Foundation models trained on internet-scale data, such as Vision-Language Models (VLMs), excel at performing a wide variety of common sense tasks like visual question answering. Despite their impressive capabilities, these models cannot currently be directly applied to challenging robot manipulation problems that require complex and precise continuous reasoning over long horizons. Task and Motion Planning (TAMP) systems can control high-dimensional continuous systems over long horizons via a hybrid search over traditional primitive robot skills. However, these systems require detailed models of how the robot can impact its environment, preventing them from directly interpreting and addressing novel human objectives, for example, an arbitrary natural language goal. We propose deploying VLMs within TAMP systems by having them generate discrete and continuous language-parameterized constraints that enable TAMP to reason about open-world concepts. Specifically, we propose algorithms for VLM partial planning that constrain a TAMP system's discrete temporal search and VLM continuous constraints interpretation to augment the traditional manipulation constraints that TAMP systems seek to satisfy. Experiments demonstrate that our approach -- OWL-TAMP -- outperforms several related baselines, including those that solely use TAMP or VLMs for planning, across several long-horizon manipulation tasks specified directly through natural language. We additionally demonstrate that our approach is compatible with a variety of TAMP systems and can be deployed to solve challenging manipulation tasks on real-world hardware.

Paper Structure

This paper contains 21 sections, 3 equations, 6 figures, 4 tables, 1 algorithm.

Figures (6)

  • Figure 1: Success rates on all tasks. We report the success rate (i.e., whether the task was successfully accomplished, as measured by manually-written checks), across 10 random seeds. We run a one-tailed z-test with $\alpha = 0.1$ and bold all top-scoring success rates. The final column displays the average success rate across all trials on all tasks.

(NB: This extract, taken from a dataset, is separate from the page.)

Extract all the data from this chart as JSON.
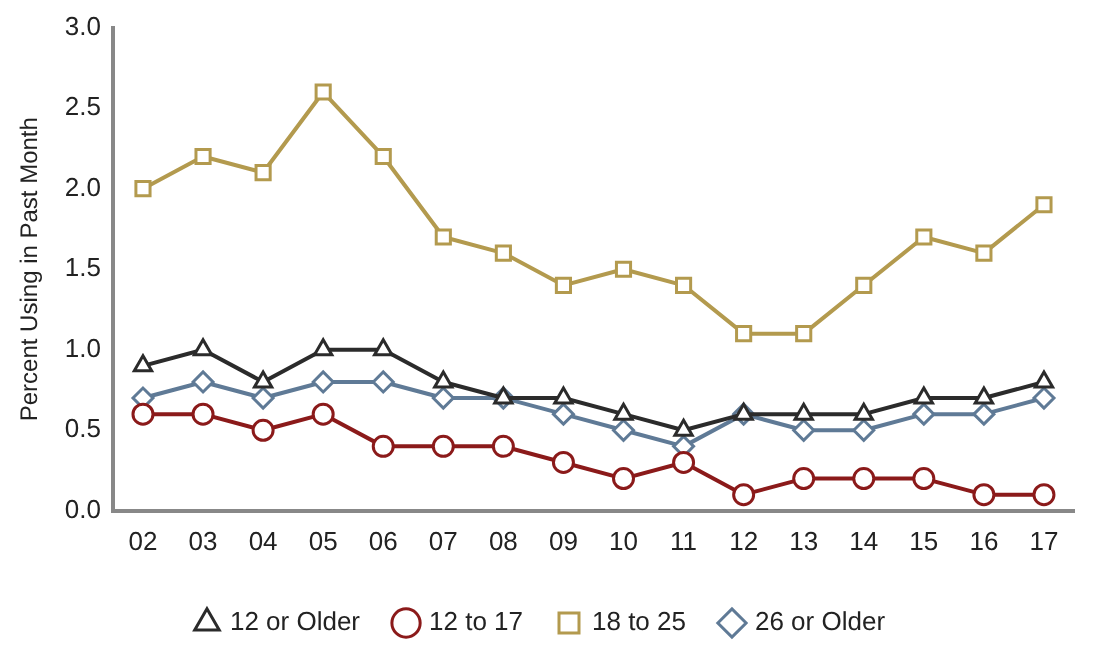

  • Figure 2: Hybrid traditional and VLM constraint satisfaction. The constraint network for a candidate plan to pick and place the apple that achieves the goal "put the orange on the table where the apple initially is" in Figure \ref{['fig:system']}. Due to the Collision and VLMPose constraints, this constraint network isn't satisfiable; however, a plan that first moves apple out of the way before placing apple is.
  • Figure 3: Simulated RAVENS-YCB Manipulation Tasks. Intermediate states during execution of our approach on 3 simulated tasks.

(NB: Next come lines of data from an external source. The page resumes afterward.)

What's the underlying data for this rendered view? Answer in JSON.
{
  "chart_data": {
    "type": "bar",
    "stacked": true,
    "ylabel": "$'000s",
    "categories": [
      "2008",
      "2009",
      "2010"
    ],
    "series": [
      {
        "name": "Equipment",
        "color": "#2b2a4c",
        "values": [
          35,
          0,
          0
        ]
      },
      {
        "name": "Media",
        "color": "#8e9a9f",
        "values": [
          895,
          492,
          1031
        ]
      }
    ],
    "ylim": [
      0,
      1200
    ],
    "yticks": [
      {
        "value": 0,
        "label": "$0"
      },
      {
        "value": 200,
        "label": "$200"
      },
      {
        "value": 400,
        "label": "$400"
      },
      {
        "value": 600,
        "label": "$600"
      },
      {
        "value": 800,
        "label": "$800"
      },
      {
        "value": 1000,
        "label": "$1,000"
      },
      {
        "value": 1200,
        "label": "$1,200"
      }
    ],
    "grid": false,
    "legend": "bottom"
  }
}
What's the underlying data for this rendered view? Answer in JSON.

  • Figure 4: Real-World Tasks. Two tasks from our real-world system deployment (Section \ref{['sec:experiments']}) and their corresponding goal descriptions.

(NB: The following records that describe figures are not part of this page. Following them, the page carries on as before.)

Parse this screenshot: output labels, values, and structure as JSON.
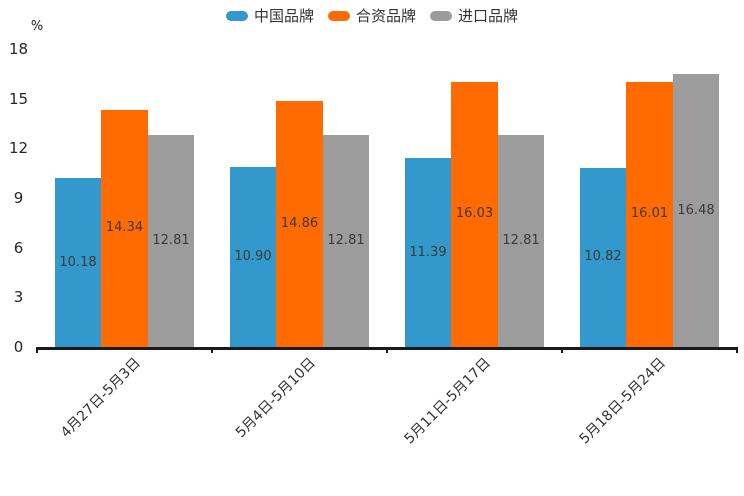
{
  "chart_data": {
    "type": "bar",
    "title": "",
    "ylabel": "%",
    "ylim": [
      0,
      18
    ],
    "yticks": [
      0,
      3,
      6,
      9,
      12,
      15,
      18
    ],
    "grid": false,
    "legend_position": "top-center",
    "value_labels": "inside-center, 2 decimals",
    "categories": [
      "4月27日-5月3日",
      "5月4日-5月10日",
      "5月11日-5月17日",
      "5月18日-5月24日"
    ],
    "series": [
      {
        "name": "中国品牌",
        "color": "#3398CC",
        "values": [
          10.18,
          10.9,
          11.39,
          10.82
        ]
      },
      {
        "name": "合资品牌",
        "color": "#FF6B00",
        "values": [
          14.34,
          14.86,
          16.03,
          16.01
        ]
      },
      {
        "name": "进口品牌",
        "color": "#9C9C9C",
        "values": [
          12.81,
          12.81,
          12.81,
          16.48
        ]
      }
    ],
    "colors": {
      "axis_line": "#1A1A1A",
      "tick_label": "#262626",
      "category_label": "#333333",
      "value_label": "#3A3A3A",
      "background": "#FFFFFF"
    }
  }
}
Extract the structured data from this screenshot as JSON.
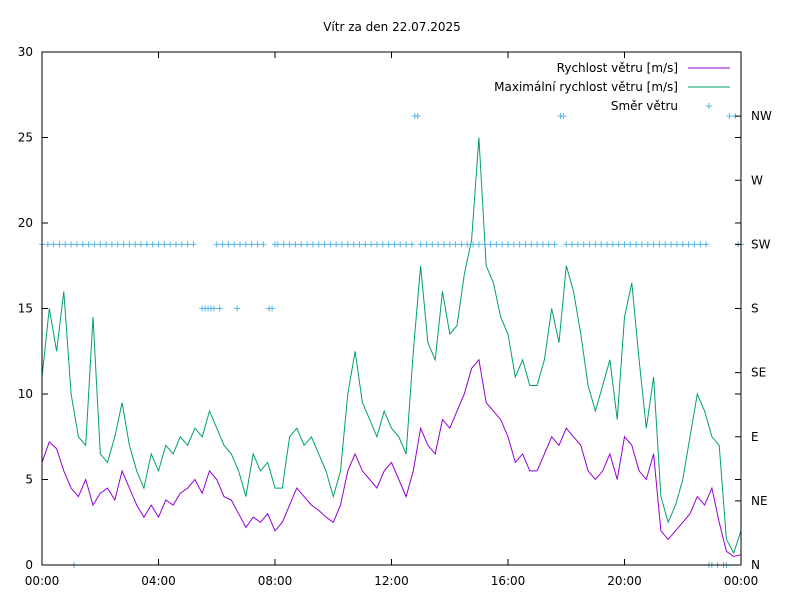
{
  "chart_data": {
    "type": "line",
    "title": "Vítr za den 22.07.2025",
    "xlabel": "",
    "ylabel": "",
    "x_ticks": [
      "00:00",
      "04:00",
      "08:00",
      "12:00",
      "16:00",
      "20:00",
      "00:00"
    ],
    "xlim_hours": [
      0,
      24
    ],
    "ylim": [
      0,
      30
    ],
    "y_ticks": [
      0,
      5,
      10,
      15,
      20,
      25,
      30
    ],
    "y2_ticks": [
      "N",
      "NE",
      "E",
      "SE",
      "S",
      "SW",
      "W",
      "NW"
    ],
    "legend": "top-right",
    "colors": {
      "speed": "#9400d3",
      "gust": "#009e73",
      "direction": "#56b4e9",
      "axes": "#000000"
    },
    "series": [
      {
        "name": "Rychlost větru [m/s]",
        "style": "line",
        "x_hours": [
          0.0,
          0.25,
          0.5,
          0.75,
          1.0,
          1.25,
          1.5,
          1.75,
          2.0,
          2.25,
          2.5,
          2.75,
          3.0,
          3.25,
          3.5,
          3.75,
          4.0,
          4.25,
          4.5,
          4.75,
          5.0,
          5.25,
          5.5,
          5.75,
          6.0,
          6.25,
          6.5,
          6.75,
          7.0,
          7.25,
          7.5,
          7.75,
          8.0,
          8.25,
          8.5,
          8.75,
          9.0,
          9.25,
          9.5,
          9.75,
          10.0,
          10.25,
          10.5,
          10.75,
          11.0,
          11.25,
          11.5,
          11.75,
          12.0,
          12.25,
          12.5,
          12.75,
          13.0,
          13.25,
          13.5,
          13.75,
          14.0,
          14.25,
          14.5,
          14.75,
          15.0,
          15.25,
          15.5,
          15.75,
          16.0,
          16.25,
          16.5,
          16.75,
          17.0,
          17.25,
          17.5,
          17.75,
          18.0,
          18.25,
          18.5,
          18.75,
          19.0,
          19.25,
          19.5,
          19.75,
          20.0,
          20.25,
          20.5,
          20.75,
          21.0,
          21.25,
          21.5,
          21.75,
          22.0,
          22.25,
          22.5,
          22.75,
          23.0,
          23.25,
          23.5,
          23.75,
          24.0
        ],
        "values": [
          6.0,
          7.2,
          6.8,
          5.5,
          4.5,
          4.0,
          5.0,
          3.5,
          4.2,
          4.5,
          3.8,
          5.5,
          4.5,
          3.5,
          2.8,
          3.5,
          2.8,
          3.8,
          3.5,
          4.2,
          4.5,
          5.0,
          4.2,
          5.5,
          5.0,
          4.0,
          3.8,
          3.0,
          2.2,
          2.8,
          2.5,
          3.0,
          2.0,
          2.5,
          3.5,
          4.5,
          4.0,
          3.5,
          3.2,
          2.8,
          2.5,
          3.5,
          5.5,
          6.5,
          5.5,
          5.0,
          4.5,
          5.5,
          6.0,
          5.0,
          4.0,
          5.5,
          8.0,
          7.0,
          6.5,
          8.5,
          8.0,
          9.0,
          10.0,
          11.5,
          12.0,
          9.5,
          9.0,
          8.5,
          7.5,
          6.0,
          6.5,
          5.5,
          5.5,
          6.5,
          7.5,
          7.0,
          8.0,
          7.5,
          7.0,
          5.5,
          5.0,
          5.5,
          6.5,
          5.0,
          7.5,
          7.0,
          5.5,
          5.0,
          6.5,
          2.0,
          1.5,
          2.0,
          2.5,
          3.0,
          4.0,
          3.5,
          4.5,
          2.5,
          0.8,
          0.5,
          0.6
        ]
      },
      {
        "name": "Maximální rychlost větru [m/s]",
        "style": "line",
        "x_hours": [
          0.0,
          0.25,
          0.5,
          0.75,
          1.0,
          1.25,
          1.5,
          1.75,
          2.0,
          2.25,
          2.5,
          2.75,
          3.0,
          3.25,
          3.5,
          3.75,
          4.0,
          4.25,
          4.5,
          4.75,
          5.0,
          5.25,
          5.5,
          5.75,
          6.0,
          6.25,
          6.5,
          6.75,
          7.0,
          7.25,
          7.5,
          7.75,
          8.0,
          8.25,
          8.5,
          8.75,
          9.0,
          9.25,
          9.5,
          9.75,
          10.0,
          10.25,
          10.5,
          10.75,
          11.0,
          11.25,
          11.5,
          11.75,
          12.0,
          12.25,
          12.5,
          12.75,
          13.0,
          13.25,
          13.5,
          13.75,
          14.0,
          14.25,
          14.5,
          14.75,
          15.0,
          15.25,
          15.5,
          15.75,
          16.0,
          16.25,
          16.5,
          16.75,
          17.0,
          17.25,
          17.5,
          17.75,
          18.0,
          18.25,
          18.5,
          18.75,
          19.0,
          19.25,
          19.5,
          19.75,
          20.0,
          20.25,
          20.5,
          20.75,
          21.0,
          21.25,
          21.5,
          21.75,
          22.0,
          22.25,
          22.5,
          22.75,
          23.0,
          23.25,
          23.5,
          23.75,
          24.0
        ],
        "values": [
          11.0,
          15.0,
          12.5,
          16.0,
          10.0,
          7.5,
          7.0,
          14.5,
          6.5,
          6.0,
          7.5,
          9.5,
          7.0,
          5.5,
          4.5,
          6.5,
          5.5,
          7.0,
          6.5,
          7.5,
          7.0,
          8.0,
          7.5,
          9.0,
          8.0,
          7.0,
          6.5,
          5.5,
          4.0,
          6.5,
          5.5,
          6.0,
          4.5,
          4.5,
          7.5,
          8.0,
          7.0,
          7.5,
          6.5,
          5.5,
          4.0,
          5.5,
          10.0,
          12.5,
          9.5,
          8.5,
          7.5,
          9.0,
          8.0,
          7.5,
          6.5,
          12.5,
          17.5,
          13.0,
          12.0,
          16.0,
          13.5,
          14.0,
          17.0,
          19.0,
          25.0,
          17.5,
          16.5,
          14.5,
          13.5,
          11.0,
          12.0,
          10.5,
          10.5,
          12.0,
          15.0,
          13.0,
          17.5,
          16.0,
          13.5,
          10.5,
          9.0,
          10.5,
          12.0,
          8.5,
          14.5,
          16.5,
          12.0,
          8.0,
          11.0,
          4.0,
          2.5,
          3.5,
          5.0,
          7.5,
          10.0,
          9.0,
          7.5,
          7.0,
          1.5,
          0.7,
          2.0
        ]
      },
      {
        "name": "Směr větru",
        "style": "points",
        "axis": "right",
        "x_hours": [
          0.0,
          0.2,
          0.4,
          0.6,
          0.8,
          1.0,
          1.1,
          1.2,
          1.4,
          1.6,
          1.8,
          2.0,
          2.2,
          2.4,
          2.6,
          2.8,
          3.0,
          3.2,
          3.4,
          3.6,
          3.8,
          4.0,
          4.2,
          4.4,
          4.6,
          4.8,
          5.0,
          5.2,
          5.5,
          5.6,
          5.7,
          5.8,
          5.9,
          6.0,
          6.1,
          6.2,
          6.4,
          6.6,
          6.7,
          6.8,
          7.0,
          7.2,
          7.4,
          7.6,
          7.8,
          7.9,
          8.0,
          8.1,
          8.3,
          8.5,
          8.7,
          8.9,
          9.1,
          9.3,
          9.5,
          9.7,
          9.9,
          10.1,
          10.3,
          10.5,
          10.7,
          10.9,
          11.1,
          11.3,
          11.5,
          11.7,
          11.9,
          12.1,
          12.3,
          12.5,
          12.7,
          12.8,
          12.9,
          13.0,
          13.2,
          13.4,
          13.6,
          13.8,
          14.0,
          14.2,
          14.4,
          14.6,
          14.8,
          15.0,
          15.2,
          15.4,
          15.6,
          15.8,
          16.0,
          16.2,
          16.4,
          16.6,
          16.8,
          17.0,
          17.2,
          17.4,
          17.6,
          17.8,
          17.9,
          18.0,
          18.2,
          18.4,
          18.6,
          18.8,
          19.0,
          19.2,
          19.4,
          19.6,
          19.8,
          20.0,
          20.2,
          20.4,
          20.6,
          20.8,
          21.0,
          21.2,
          21.4,
          21.6,
          21.8,
          22.0,
          22.2,
          22.4,
          22.6,
          22.8,
          22.9,
          23.0,
          23.2,
          23.4,
          23.5,
          23.6,
          23.8,
          23.9,
          24.0
        ],
        "values": [
          "SW",
          "SW",
          "SW",
          "SW",
          "SW",
          "SW",
          "N",
          "SW",
          "SW",
          "SW",
          "SW",
          "SW",
          "SW",
          "SW",
          "SW",
          "SW",
          "SW",
          "SW",
          "SW",
          "SW",
          "SW",
          "SW",
          "SW",
          "SW",
          "SW",
          "SW",
          "SW",
          "SW",
          "S",
          "S",
          "S",
          "S",
          "S",
          "SW",
          "S",
          "SW",
          "SW",
          "SW",
          "S",
          "SW",
          "SW",
          "SW",
          "SW",
          "SW",
          "S",
          "S",
          "SW",
          "SW",
          "SW",
          "SW",
          "SW",
          "SW",
          "SW",
          "SW",
          "SW",
          "SW",
          "SW",
          "SW",
          "SW",
          "SW",
          "SW",
          "SW",
          "SW",
          "SW",
          "SW",
          "SW",
          "SW",
          "SW",
          "SW",
          "SW",
          "SW",
          "NW",
          "NW",
          "SW",
          "SW",
          "SW",
          "SW",
          "SW",
          "SW",
          "SW",
          "SW",
          "SW",
          "SW",
          "SW",
          "SW",
          "SW",
          "SW",
          "SW",
          "SW",
          "SW",
          "SW",
          "SW",
          "SW",
          "SW",
          "SW",
          "SW",
          "SW",
          "NW",
          "NW",
          "SW",
          "SW",
          "SW",
          "SW",
          "SW",
          "SW",
          "SW",
          "SW",
          "SW",
          "SW",
          "SW",
          "SW",
          "SW",
          "SW",
          "SW",
          "SW",
          "SW",
          "SW",
          "SW",
          "SW",
          "SW",
          "SW",
          "SW",
          "SW",
          "SW",
          "N",
          "N",
          "N",
          "N",
          "N",
          "NW",
          "NW",
          "SW",
          "SW"
        ]
      }
    ]
  }
}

  • Figure 5: Soundness rates on select methods and tasks. We present the average 'soundness rate' (i.e., 1 - $\frac{\text{\# false positives}}{\text{\# total trials}}$) of our approach and several relevant baselines averaged across all tasks that require non-trivial discrete or continuous constraint generation. Higher rates indicate that the method has fewer false positives. Table \ref{['tab:soundness_results']} in the appendix shows a more fine-grained breakdown of soundness results.